Ultrathin MoS2 anchored on 3D carbon skeleton containing SnS quantum dots as a high-performance anode for advanced lithium ion batteries

Abstract

Transition metal sulfides have high abundance and large theoretical capacities are considered to be an effective candidate for advanced electrodes of lithium ion batteries (LIBs). Here, a large-scale and controllable method was used in synthesizing ultrathin MoS2 nanosheets anchored on 3D hierarchical nanohybrids with SnS quantum dots, which are decorated on a carbon nanosheet network (MoS2@SnS-QDs/CNN). The 3D cross-linked carbon nanosheet not only could prevent SnS from being directly exposed to the electrolyte but also retained the structural stability of the electrode. Moreover, the MoS2 nanosheets exposed active sites to carry lithium ions. A heterojunction was formed at the interface owing to the close contact between molybdenum disulfide and SnS and greatly increased charge carrying and lithium storage capacities.

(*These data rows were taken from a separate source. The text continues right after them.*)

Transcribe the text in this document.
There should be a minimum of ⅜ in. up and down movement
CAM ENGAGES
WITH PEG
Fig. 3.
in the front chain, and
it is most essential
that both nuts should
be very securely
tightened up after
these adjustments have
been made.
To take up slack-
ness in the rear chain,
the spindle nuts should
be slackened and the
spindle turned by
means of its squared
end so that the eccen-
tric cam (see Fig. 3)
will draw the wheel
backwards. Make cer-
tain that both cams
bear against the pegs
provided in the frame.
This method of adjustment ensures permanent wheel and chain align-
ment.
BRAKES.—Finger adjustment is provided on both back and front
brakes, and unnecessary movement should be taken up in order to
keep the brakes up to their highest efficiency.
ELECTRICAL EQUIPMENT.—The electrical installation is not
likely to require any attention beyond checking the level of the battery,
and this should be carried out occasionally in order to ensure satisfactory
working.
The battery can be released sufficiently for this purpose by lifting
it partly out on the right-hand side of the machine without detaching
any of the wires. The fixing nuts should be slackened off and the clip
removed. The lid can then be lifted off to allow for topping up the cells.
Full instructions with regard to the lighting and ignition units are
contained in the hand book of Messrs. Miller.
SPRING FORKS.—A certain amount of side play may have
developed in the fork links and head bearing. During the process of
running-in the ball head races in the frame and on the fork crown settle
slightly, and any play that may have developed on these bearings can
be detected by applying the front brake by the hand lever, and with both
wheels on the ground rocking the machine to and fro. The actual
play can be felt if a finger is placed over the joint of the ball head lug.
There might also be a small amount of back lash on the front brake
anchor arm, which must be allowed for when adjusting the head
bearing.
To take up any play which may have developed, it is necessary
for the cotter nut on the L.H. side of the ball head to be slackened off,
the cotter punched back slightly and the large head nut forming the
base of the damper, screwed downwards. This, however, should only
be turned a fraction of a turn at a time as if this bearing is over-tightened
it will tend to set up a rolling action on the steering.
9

Benefiting from these structural advantages, the MoS2@SnS-QDs/CNN electrodes showed outstanding electrochemical and long-term cycling performance owing to their unique structures and amazing synergies. As a half-cell anode material, MoS2@SnS-QDs/CNN-2 provided a reversible capacity of 713 mAh g−1 after 1000 cycles at a current density of 2 A g−1. When assembled into a full battery, it still provided 491 mAh g−1 at a current density of 1 A g−1 after 100 cycles. At the same time, a small LED bulb was lit for a while. This advanced material has great potential in other applications, such as supercapacitors, catalysis, and sensors.